Ellis is better known as the drummer for Cibo Matto, though his contribution to that group never betrayed the range he demonstrates here. Instead of showing off his drumming ability by indulging in solos, Ellis establishes himself foremost as a clever songwriter and capable singer with ambitions beyond his day job. On Forest, Ellis sings and plays just about everything, with a little help from his friends, including Cibo Matto bandmates Duma c.e. Love, Sean Lennon and Yuka Honda. Thanks to their contributions, Forest sounds like a full-fledged band instead of the work of one man. Despite that fact, Forest never sounds like a Cibo Matto spin-off; the only quality Ellis borrows from Cibo Matto is originality.

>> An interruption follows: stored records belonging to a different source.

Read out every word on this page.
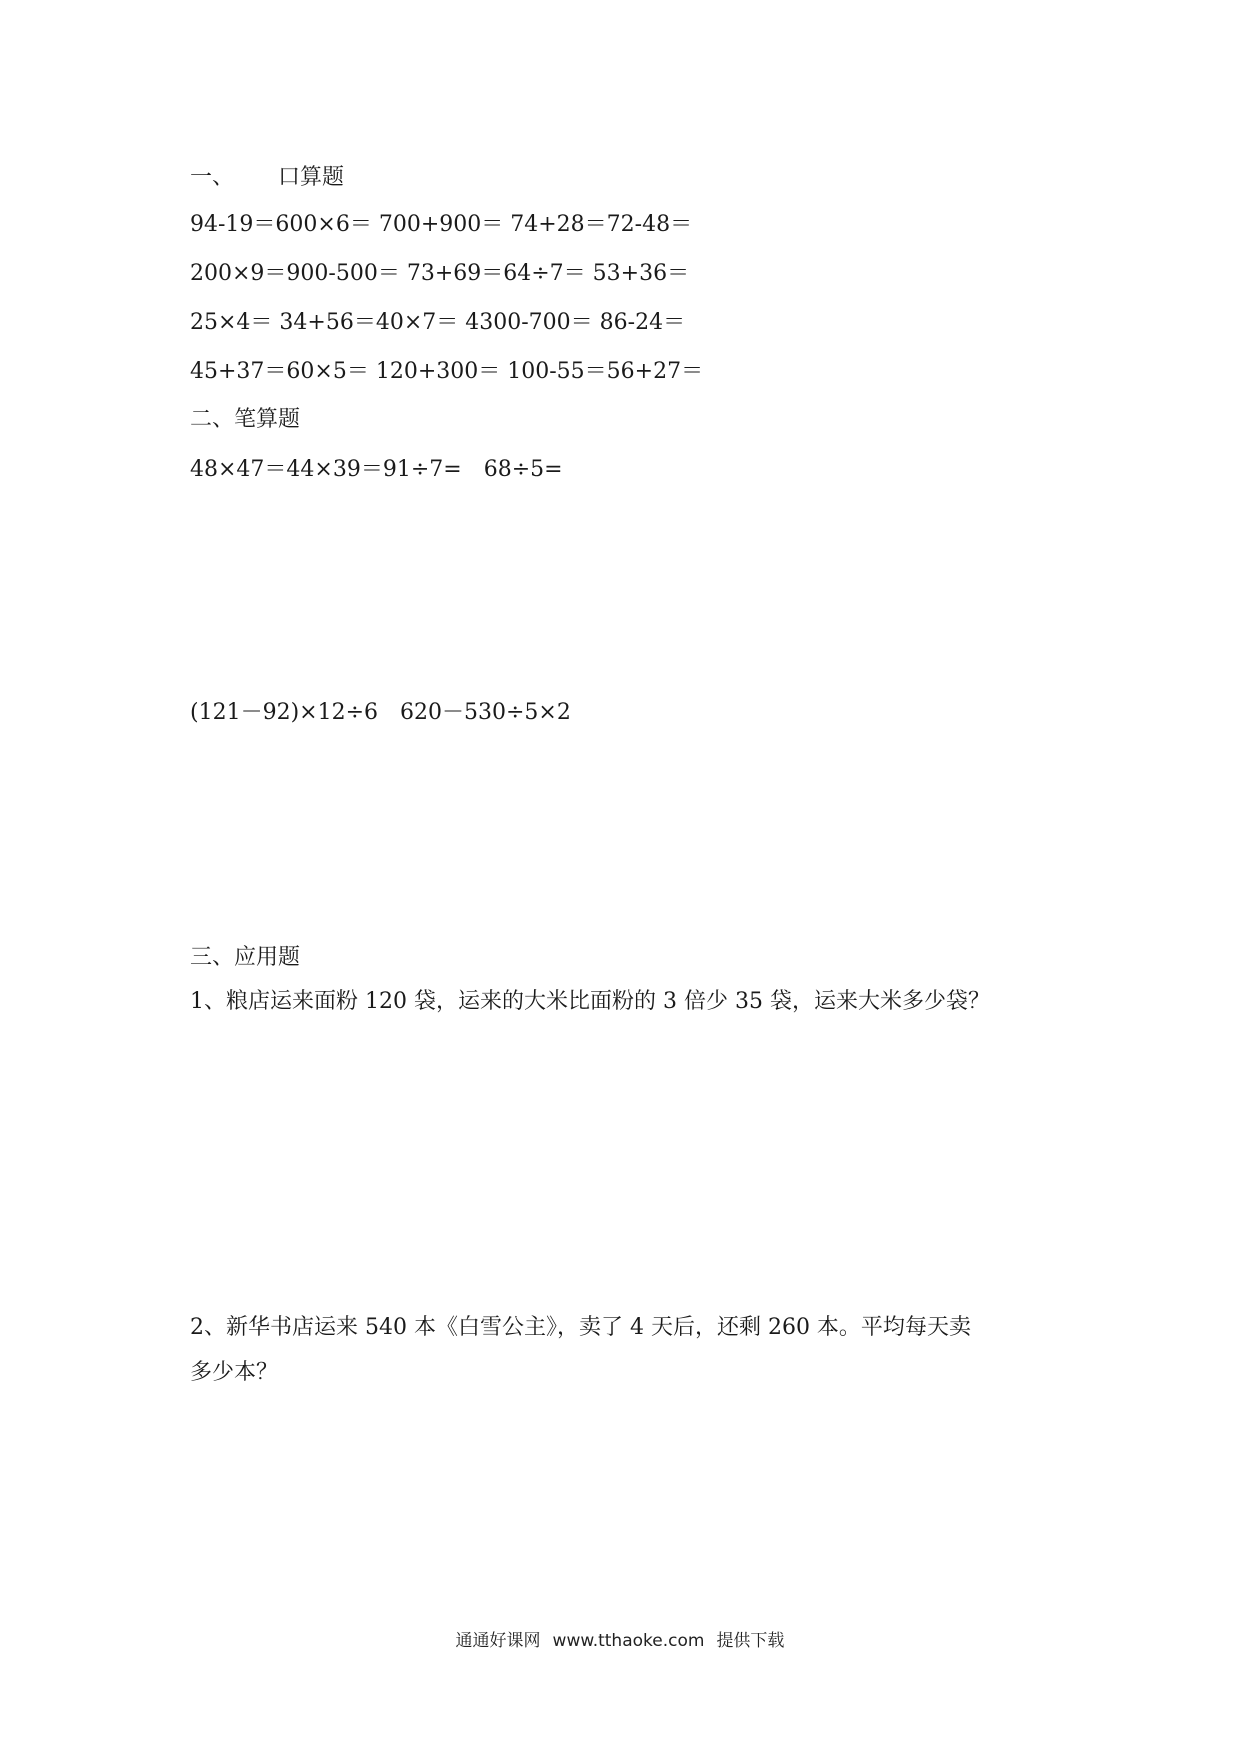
一、 口算题
94-19＝600×6＝ 700+900＝ 74+28＝72-48＝
200×9＝900-500＝ 73+69＝64÷7＝ 53+36＝
25×4＝ 34+56＝40×7＝ 4300-700＝ 86-24＝
45+37＝60×5＝ 120+300＝ 100-55＝56+27＝
二、笔算题
48×47＝44×39＝91÷7=　68÷5=
(121－92)×12÷6　620－530÷5×2
三、应用题
1、粮店运来面粉 120 袋，运来的大米比面粉的 3 倍少 35 袋，运来大米多少袋？
2、新华书店运来 540 本《白雪公主》，卖了 4 天后，还剩 260 本。平均每天卖
多少本？
通通好课网 www.tthaoke.com 提供下载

The album's first track, "El Serape," also happens to be the most ambitious one, an epic that begins as a bouncy pop song with Ellis singing in Spanish then unexpectedly morphs into a distorted rock anthem. The song teeters between these two forms until Ellis switches to English lyrics, and, ironically, then it becomes the catchiest South American lounge instrumental this side of Sergio Mendes. Moments like this make Beck comparison inevitable, but on the contrary, Ellis is creating his own template. By the end of the song, Ellis is pumping out power chords like there's no tomorrow, while he and Duma Love do their best Metallica impression, getting all dark, loud and bothered.

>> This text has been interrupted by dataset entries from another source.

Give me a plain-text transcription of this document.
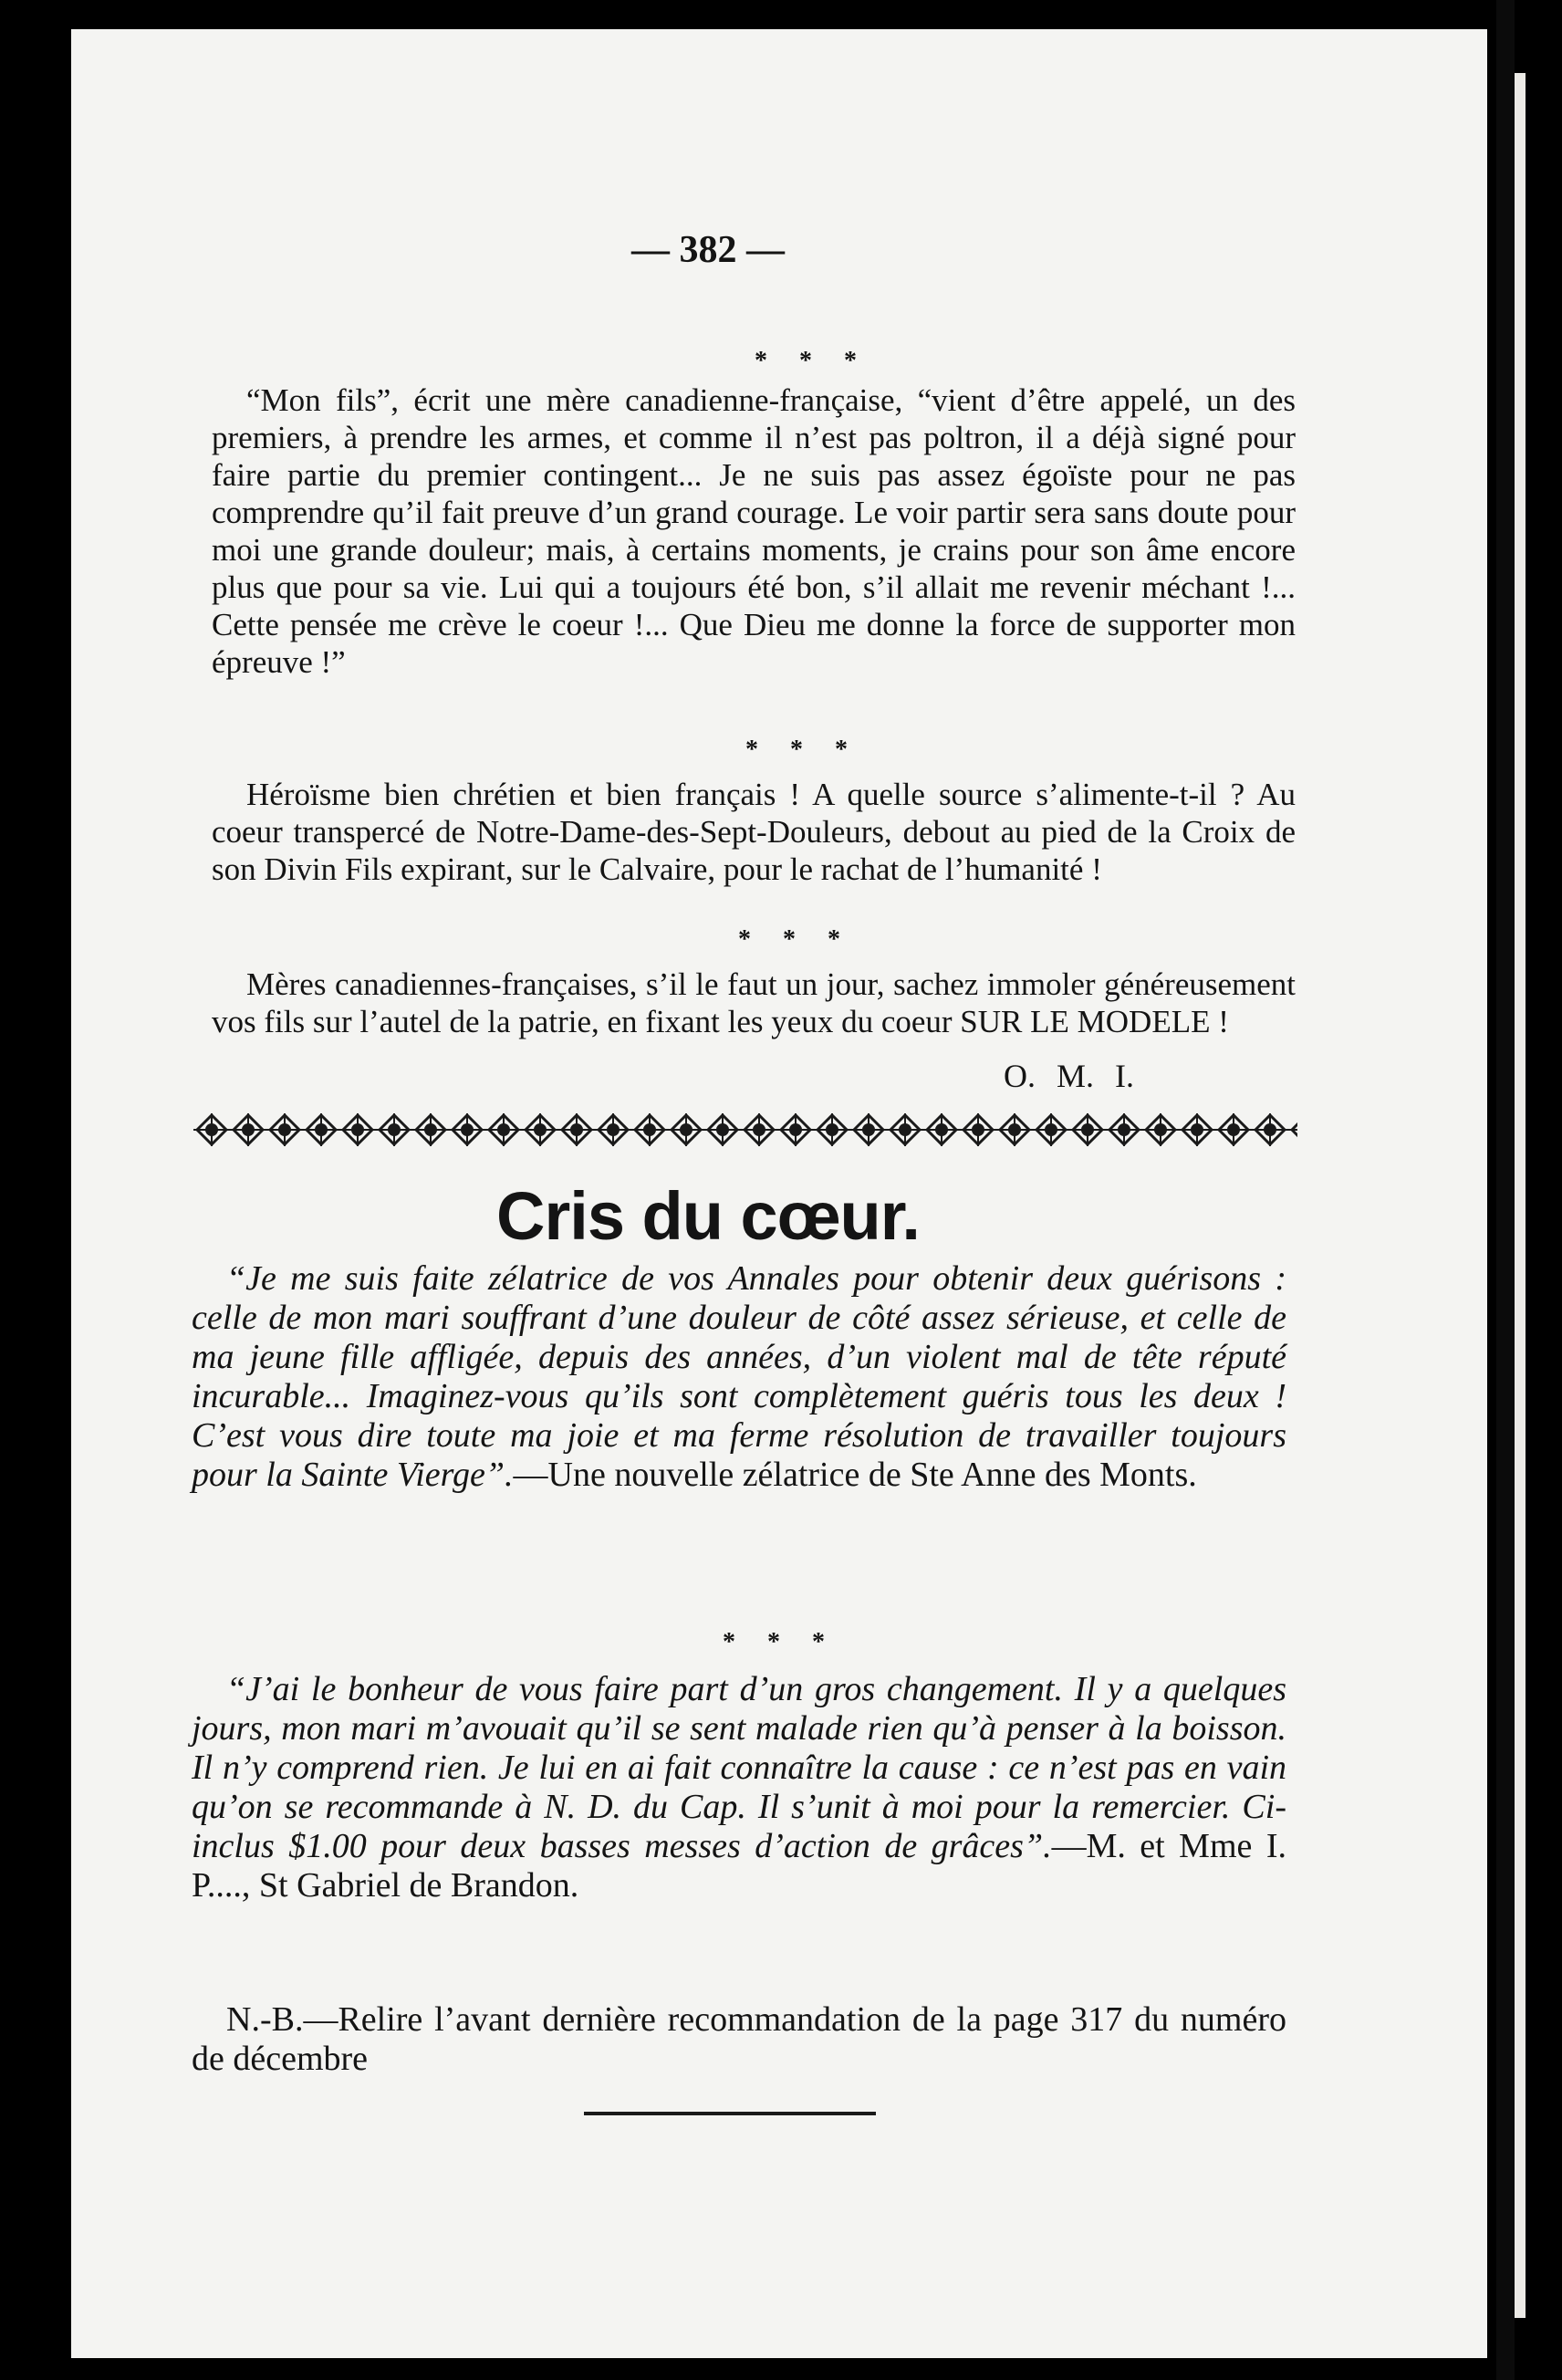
— 382 —
* * *
“Mon fils”, écrit une mère canadienne-française, “vient d’être appelé, un des premiers, à prendre les armes, et comme il n’est pas poltron, il a déjà signé pour faire partie du premier contingent... Je ne suis pas assez égoïste pour ne pas comprendre qu’il fait preuve d’un grand courage. Le voir partir sera sans doute pour moi une grande douleur; mais, à certains moments, je crains pour son âme encore plus que pour sa vie. Lui qui a toujours été bon, s’il allait me revenir méchant !... Cette pensée me crève le coeur !... Que Dieu me donne la force de supporter mon épreuve !”
* * *
Héroïsme bien chrétien et bien français ! A quelle source s’alimente-t-il ? Au coeur transpercé de Notre-Dame-des-Sept-Douleurs, debout au pied de la Croix de son Divin Fils expirant, sur le Calvaire, pour le rachat de l’humanité !
* * *
Mères canadiennes-françaises, s’il le faut un jour, sachez immoler généreusement vos fils sur l’autel de la patrie, en fixant les yeux du coeur SUR LE MODELE !
O. M. I.
Cris du cœur.
“Je me suis faite zélatrice de vos Annales pour obtenir deux guérisons : celle de mon mari souffrant d’une douleur de côté assez sérieuse, et celle de ma jeune fille affligée, depuis des années, d’un violent mal de tête réputé incurable... Imaginez-vous qu’ils sont complètement guéris tous les deux ! C’est vous dire toute ma joie et ma ferme résolution de travailler toujours pour la Sainte Vierge”.—Une nouvelle zélatrice de Ste Anne des Monts.
* * *
“J’ai le bonheur de vous faire part d’un gros changement. Il y a quelques jours, mon mari m’avouait qu’il se sent malade rien qu’à penser à la boisson. Il n’y comprend rien. Je lui en ai fait connaître la cause : ce n’est pas en vain qu’on se recommande à N. D. du Cap. Il s’unit à moi pour la remercier. Ci-inclus $1.00 pour deux basses messes d’action de grâces”.—M. et Mme I. P...., St Gabriel de Brandon.
N.-B.—Relire l’avant dernière recommandation de la page 317 du numéro de décembre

Even on the next track, "Arrivederci," it seems that Ellis just can't resist his punk tendencies. What starts out as a lazy, Elliott Smith-like love song eventually sounds like something the Moog Cookbook finished out while collaborating with Bon Jovi. Which means: simply brilliant. The genre jumping doesn't end there, however. Track three, "Flash Dumbo," is a perfect hip-hop techno rave: bold and thumping, even better than Fatboy Slim at his best. "Lite Brite" brings the indie-metal vein full circle while coming across as Soundgarden minus the lyrical angst. Ellis is obviously not afraid to rock, but his gift is still with melody, as evidenced by the Beach Boys-esque vocals he coos just behind all the distortion on "Lite Brite." Ellis' strength is wrapping metal in sugar, and he makes them seem like the most natural, if schizophrenic, bedfellows. Maybe the title on the spine should be the real one.